The arrests of activists who have been demonstrating outside a jail in Moscow where opposition leaders Boris Nemtsov, Ilya Yashin, Eduard Limonov and Konstantin Kosyakin are being kept in custody provide evidence that the law needs changing, Mikhail Fedotov told Interfax.

The four leaders have been sentenced to between five and 15 days' arrest in what rights activists have branded as "brutal reprisals." Rights activists were particularly outraged by the penalty given to Nemtsov, who was arrested during a rally in the center of Moscow that had been permitted by the authorities.

"The minimum we need are official interpretations of standards set by the law on rallies and demonstrations, and the maximum we need is to change those standards. We should abandon the notion of 'one person picket.' Instead, we need a notion of a picket by 10 to 15 people, something the authorities wouldn't need to be notified of in advance," Fedotov said in his interview with Interfax.

The Solidarity opposition party said several dozen activists were arrested on Tuesday outside the detention center on Simferopolsky Boulevard, where Nemtsov, Yashin, Limonov and Kosyakov are being kept.

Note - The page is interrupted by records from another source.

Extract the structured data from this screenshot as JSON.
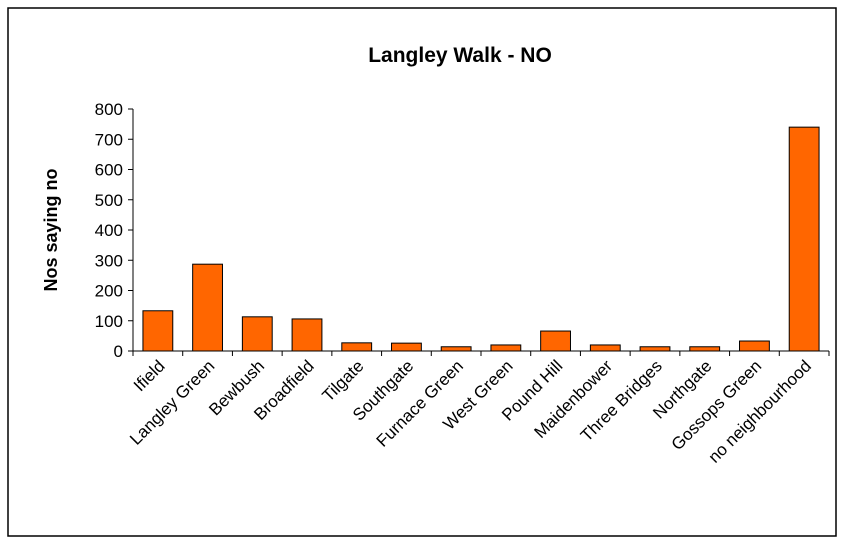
{
  "chart_data": {
    "type": "bar",
    "title": "Langley Walk - NO",
    "ylabel": "Nos saying no",
    "categories": [
      "Ifield",
      "Langley Green",
      "Bewbush",
      "Broadfield",
      "Tilgate",
      "Southgate",
      "Furnace Green",
      "West Green",
      "Pound Hill",
      "Maidenbower",
      "Three Bridges",
      "Northgate",
      "Gossops Green",
      "no neighbourhood"
    ],
    "values": [
      133,
      287,
      113,
      106,
      27,
      26,
      14,
      20,
      66,
      20,
      14,
      14,
      33,
      740
    ],
    "color": "#ff6600",
    "ylim": [
      0,
      800
    ],
    "yticks": [
      0,
      100,
      200,
      300,
      400,
      500,
      600,
      700,
      800
    ],
    "grid": false
  }
}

"Our law on rallies and demonstrations doesn't seem to me to be clear enough. What is a one person picket? If there are five people standing in a space of 10 square meters, and each is holding a banner saying he is a one person picketer, is that a one person picket or a group picket, something that needs official approval?" Fedotov said.

"Very recently one person pickets of this kind in support of Oleg Kashin were held outside the building of the (Moscow city police authority), and no one arrested anyone. It was absolutely obvious that there was one person standing with a banner and that there were 10 journalists next to him and 20 fellow protests a little way off. That was a fiction and not a one person picket. Why, in the Kashin case, the police were looking the other way but now are sharply reacting to pickets in defense of the opposition activists who were arrested after the rally of December 31? I can't understand this selective law enforcement," Fedotov said.

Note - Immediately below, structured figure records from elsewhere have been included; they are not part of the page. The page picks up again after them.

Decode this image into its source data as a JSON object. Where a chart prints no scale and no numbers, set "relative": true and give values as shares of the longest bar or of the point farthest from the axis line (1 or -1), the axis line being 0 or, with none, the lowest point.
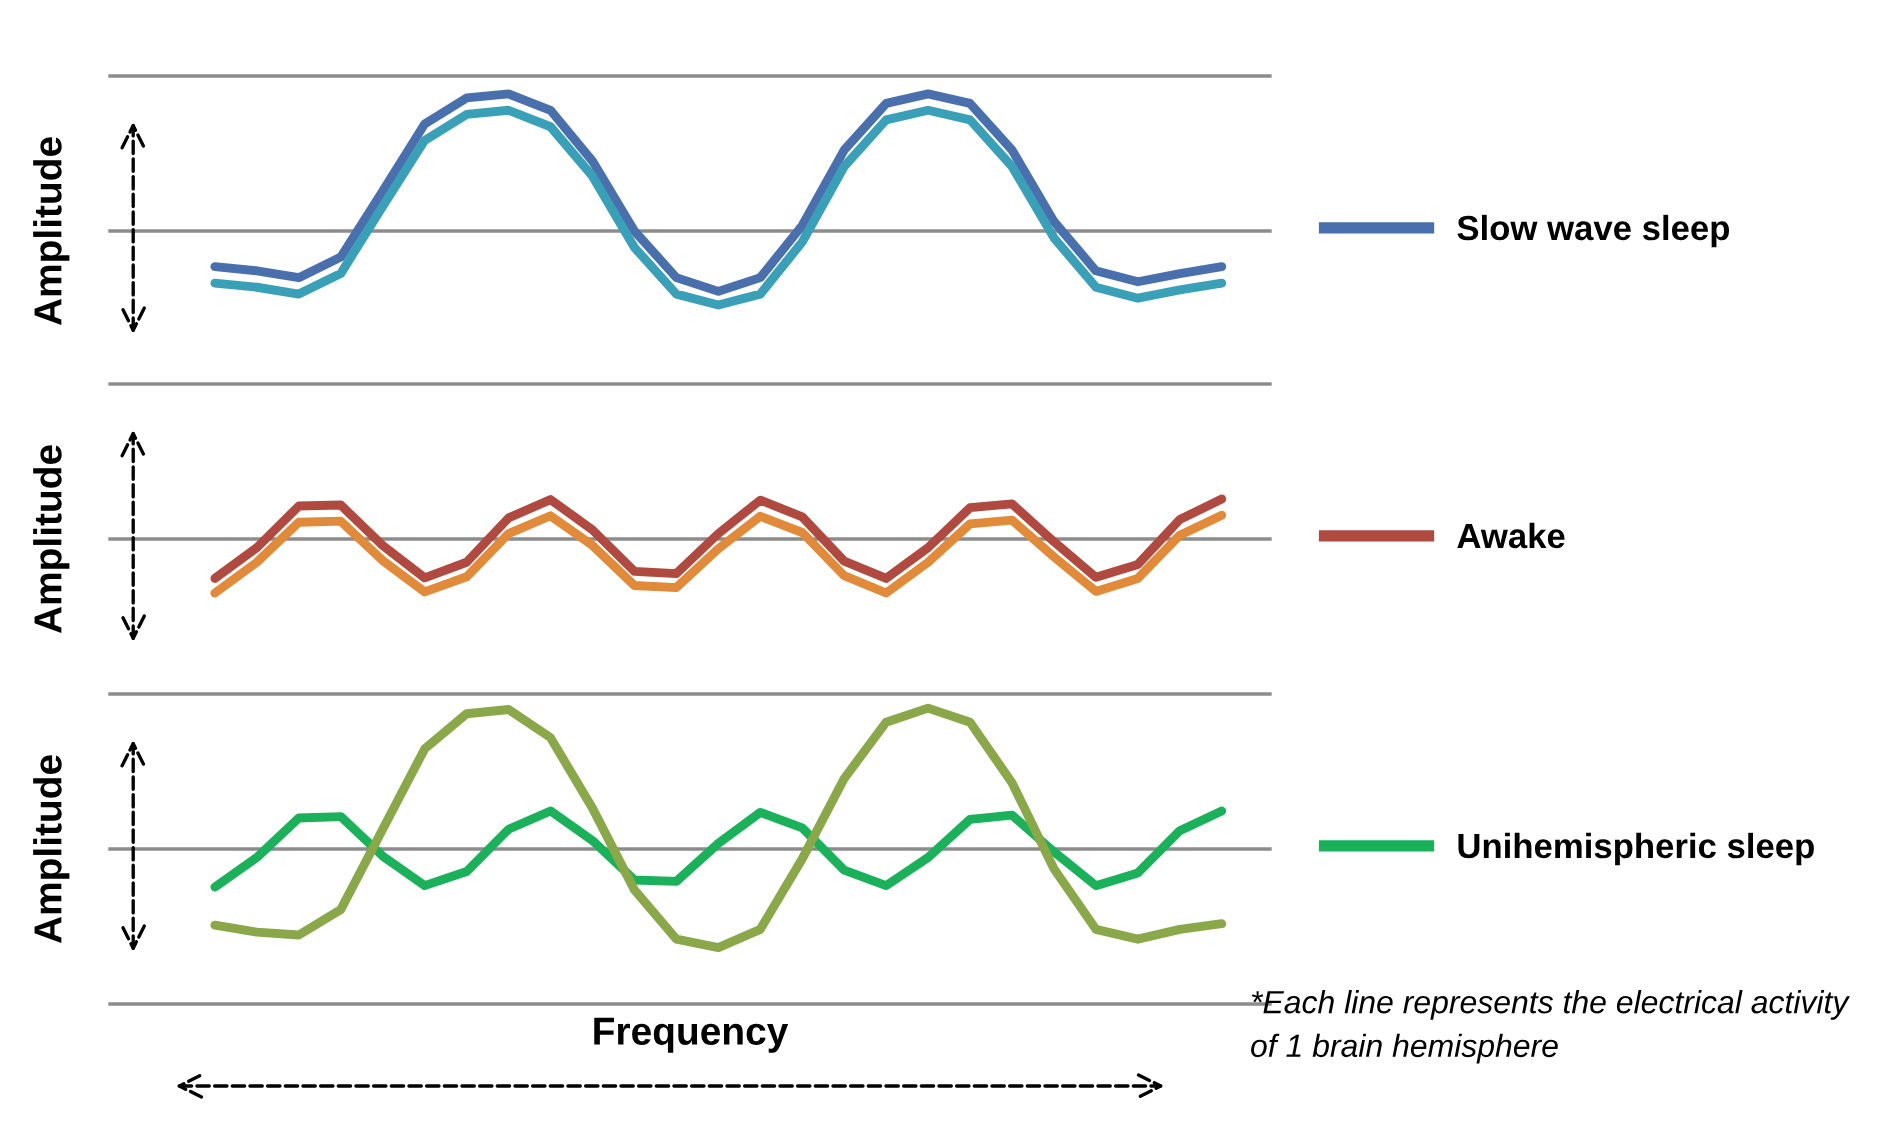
{
  "chart_data": [
    {
      "type": "line",
      "relative": true,
      "ylabel": "Amplitude",
      "legend": "right",
      "grid": false,
      "categories": [
        null,
        null,
        null,
        null,
        null,
        null,
        null,
        null,
        null,
        null,
        null,
        null,
        null,
        null,
        null,
        null,
        null,
        null,
        null,
        null,
        null,
        null,
        null,
        null,
        null
      ],
      "series": [
        {
          "name": "Slow wave sleep",
          "color": "#4a6fad",
          "values": [
            -0.26,
            -0.29,
            -0.34,
            -0.19,
            0.29,
            0.78,
            0.97,
            1.0,
            0.88,
            0.51,
            0,
            -0.34,
            -0.44,
            -0.34,
            0.04,
            0.59,
            0.93,
            1.0,
            0.93,
            0.59,
            0.07,
            -0.29,
            -0.37,
            -0.31,
            -0.26
          ]
        },
        {
          "color": "#3aa0b8",
          "values": [
            -0.38,
            -0.41,
            -0.46,
            -0.31,
            0.18,
            0.66,
            0.85,
            0.88,
            0.76,
            0.4,
            -0.12,
            -0.46,
            -0.54,
            -0.46,
            -0.08,
            0.47,
            0.81,
            0.88,
            0.81,
            0.47,
            -0.05,
            -0.41,
            -0.49,
            -0.43,
            -0.38
          ]
        }
      ]
    },
    {
      "type": "line",
      "relative": true,
      "ylabel": "Amplitude",
      "legend": "right",
      "grid": false,
      "categories": [
        null,
        null,
        null,
        null,
        null,
        null,
        null,
        null,
        null,
        null,
        null,
        null,
        null,
        null,
        null,
        null,
        null,
        null,
        null,
        null,
        null,
        null,
        null,
        null,
        null
      ],
      "series": [
        {
          "name": "Awake",
          "color": "#b04a40",
          "values": [
            -0.73,
            -0.16,
            0.61,
            0.63,
            -0.12,
            -0.72,
            -0.43,
            0.39,
            0.73,
            0.17,
            -0.6,
            -0.64,
            0.1,
            0.72,
            0.41,
            -0.41,
            -0.73,
            -0.16,
            0.58,
            0.65,
            -0.05,
            -0.71,
            -0.47,
            0.36,
            0.74
          ]
        },
        {
          "color": "#e08a3a",
          "values": [
            -1.0,
            -0.43,
            0.31,
            0.33,
            -0.4,
            -0.98,
            -0.7,
            0.1,
            0.43,
            -0.12,
            -0.86,
            -0.9,
            -0.18,
            0.42,
            0.12,
            -0.68,
            -1.0,
            -0.43,
            0.28,
            0.35,
            -0.33,
            -0.97,
            -0.73,
            0.07,
            0.44
          ]
        }
      ]
    },
    {
      "type": "line",
      "relative": true,
      "ylabel": "Amplitude",
      "xlabel": "Frequency",
      "legend": "right",
      "grid": false,
      "annotations": [
        "*Each line represents the electrical activity of 1 brain hemisphere"
      ],
      "categories": [
        null,
        null,
        null,
        null,
        null,
        null,
        null,
        null,
        null,
        null,
        null,
        null,
        null,
        null,
        null,
        null,
        null,
        null,
        null,
        null,
        null,
        null,
        null,
        null,
        null
      ],
      "series": [
        {
          "name": "Unihemispheric sleep",
          "color": "#1bb15a",
          "values": [
            -0.27,
            -0.06,
            0.22,
            0.23,
            -0.05,
            -0.26,
            -0.16,
            0.14,
            0.27,
            0.06,
            -0.22,
            -0.23,
            0.04,
            0.26,
            0.15,
            -0.15,
            -0.26,
            -0.06,
            0.21,
            0.24,
            -0.02,
            -0.26,
            -0.17,
            0.13,
            0.27
          ]
        },
        {
          "color": "#8aa84a",
          "values": [
            -0.54,
            -0.59,
            -0.61,
            -0.43,
            0.14,
            0.71,
            0.96,
            0.99,
            0.79,
            0.29,
            -0.29,
            -0.64,
            -0.7,
            -0.57,
            -0.07,
            0.5,
            0.9,
            1.0,
            0.9,
            0.47,
            -0.14,
            -0.57,
            -0.64,
            -0.57,
            -0.53
          ]
        }
      ]
    }
  ]
}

Fedotov said he was present at the start of the December 31 rally on Triumfalnaya Square in central Moscow, during which Nemtsov and others were arrested, but that he did not register any offenses on the part of either the rally participants or the police.

"It's true that the government came under extremely sharp criticism at the rally, but that's what our freedom of speech is all about," Fedotov said.

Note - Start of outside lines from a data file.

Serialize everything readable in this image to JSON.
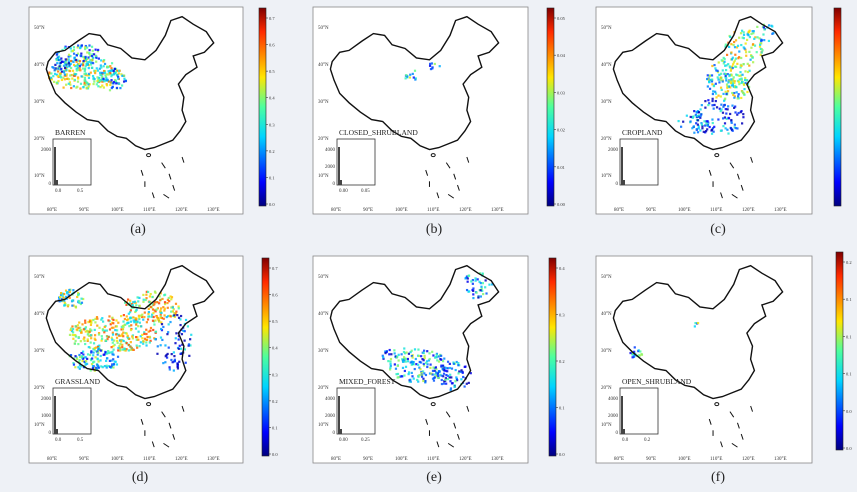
{
  "figure": {
    "panels": [
      {
        "caption": "(a)",
        "landcover": "BARREN",
        "cbar_ticks": [
          "0.7",
          "0.6",
          "0.5",
          "0.4",
          "0.3",
          "0.2",
          "0.1",
          "0.0"
        ],
        "cbar_max": 0.75,
        "inset": {
          "yticks": [
            "2000",
            "0"
          ],
          "xticks": [
            "0.0",
            "0.5"
          ]
        }
      },
      {
        "caption": "(b)",
        "landcover": "CLOSED_SHRUBLAND",
        "cbar_ticks": [
          "0.05",
          "0.04",
          "0.03",
          "0.02",
          "0.01",
          "0.00"
        ],
        "cbar_max": 0.057,
        "inset": {
          "yticks": [
            "4000",
            "2000",
            "0"
          ],
          "xticks": [
            "0.00",
            "0.05"
          ]
        }
      },
      {
        "caption": "(c)",
        "landcover": "CROPLAND",
        "cbar_ticks": [],
        "cbar_max": 1,
        "inset": {
          "yticks": [
            "2000",
            "0"
          ],
          "xticks": []
        }
      },
      {
        "caption": "(d)",
        "landcover": "GRASSLAND",
        "cbar_ticks": [
          "0.7",
          "0.6",
          "0.5",
          "0.4",
          "0.3",
          "0.2",
          "0.1",
          "0.0"
        ],
        "cbar_max": 0.72,
        "inset": {
          "yticks": [
            "2000",
            "1000",
            "0"
          ],
          "xticks": [
            "0.0",
            "0.5"
          ]
        }
      },
      {
        "caption": "(e)",
        "landcover": "MIXED_FOREST",
        "cbar_ticks": [
          "0.4",
          "0.3",
          "0.2",
          "0.1",
          "0.0"
        ],
        "cbar_max": 0.47,
        "inset": {
          "yticks": [
            "4000",
            "2000",
            "0"
          ],
          "xticks": [
            "0.00",
            "0.25"
          ]
        }
      },
      {
        "caption": "(f)",
        "landcover": "OPEN_SHRUBLAND",
        "cbar_ticks": [
          "0.2",
          "0.1",
          "0.1",
          "0.1",
          "0.0",
          "0.0"
        ],
        "cbar_max": 1,
        "inset": {
          "yticks": [
            "4000",
            "2000",
            "0"
          ],
          "xticks": [
            "0.0",
            "0.2"
          ]
        }
      }
    ],
    "lat_labels": [
      "50°N",
      "40°N",
      "30°N",
      "20°N",
      "10°N"
    ],
    "lon_labels": [
      "80°E",
      "90°E",
      "100°E",
      "110°E",
      "120°E",
      "130°E"
    ]
  },
  "chart_data": [
    {
      "type": "heatmap",
      "title": "BARREN",
      "colorbar_range": [
        0.0,
        0.75
      ],
      "colormap": "jet",
      "xlabel_ticks": [
        "80°E",
        "90°E",
        "100°E",
        "110°E",
        "120°E",
        "130°E"
      ],
      "ylabel_ticks": [
        "50°N",
        "40°N",
        "30°N",
        "20°N",
        "10°N"
      ]
    },
    {
      "type": "heatmap",
      "title": "CLOSED_SHRUBLAND",
      "colorbar_range": [
        0.0,
        0.057
      ],
      "colormap": "jet"
    },
    {
      "type": "heatmap",
      "title": "CROPLAND",
      "colormap": "jet"
    },
    {
      "type": "heatmap",
      "title": "GRASSLAND",
      "colorbar_range": [
        0.0,
        0.72
      ],
      "colormap": "jet"
    },
    {
      "type": "heatmap",
      "title": "MIXED_FOREST",
      "colorbar_range": [
        0.0,
        0.47
      ],
      "colormap": "jet"
    },
    {
      "type": "heatmap",
      "title": "OPEN_SHRUBLAND",
      "colormap": "jet"
    }
  ],
  "colors": {
    "background": "#eef1f6",
    "map_frame": "#ffffff",
    "outline": "#111111",
    "low": "#2a3ccf",
    "mid": "#3cd37a",
    "high": "#e0392a"
  }
}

"I personally didn't notice any clash between those holding the rally and police. What happened later means the police hadn't been very efficient in setting the routes for people to take in leaving the place after the rally. As far as I can see, according to eyewitnesses, a tense situation evolved where people wanted to get to the subway but police were sending them in another direction," Fedotov said.

"Let's not forget that, after the events on Manezhnaya Square, our law enforcement agencies are nervous. It may have been the result of that nervousness that they were following old scenarios," he said.

"I'm sure that this entire story will receive consideration in the Public Council at the (city police authority) and elsewhere. It needs to be found out what caused it. In my view, it all happened out of nothing," Fedotov said.

Nemtsov and Yashin were among dozens of people arrested during the rally on Triumfalnaya Square, which was part of Strategy 31, a series of rallies in defense of Article 31 of the Russian Constitution, which proclaims freedom of assembly. Strategy 31 events are held on the 31st day of every 31-day month.

Saturday's rally was organized by a group of opposition politicians and rights activists, including Lyudmila Alexeyeva, leader of the Moscow Helsinki Group and a former Soviet dissident.

Limonov and some of his supporters planned to hold a rally on Triumfalnaya Square the same day, but Limonov was arrested when leaving his apartment block in Moscow on Saturday evening. The same evening he was sentenced to 15 days' arrest on a charge of petty hooliganism.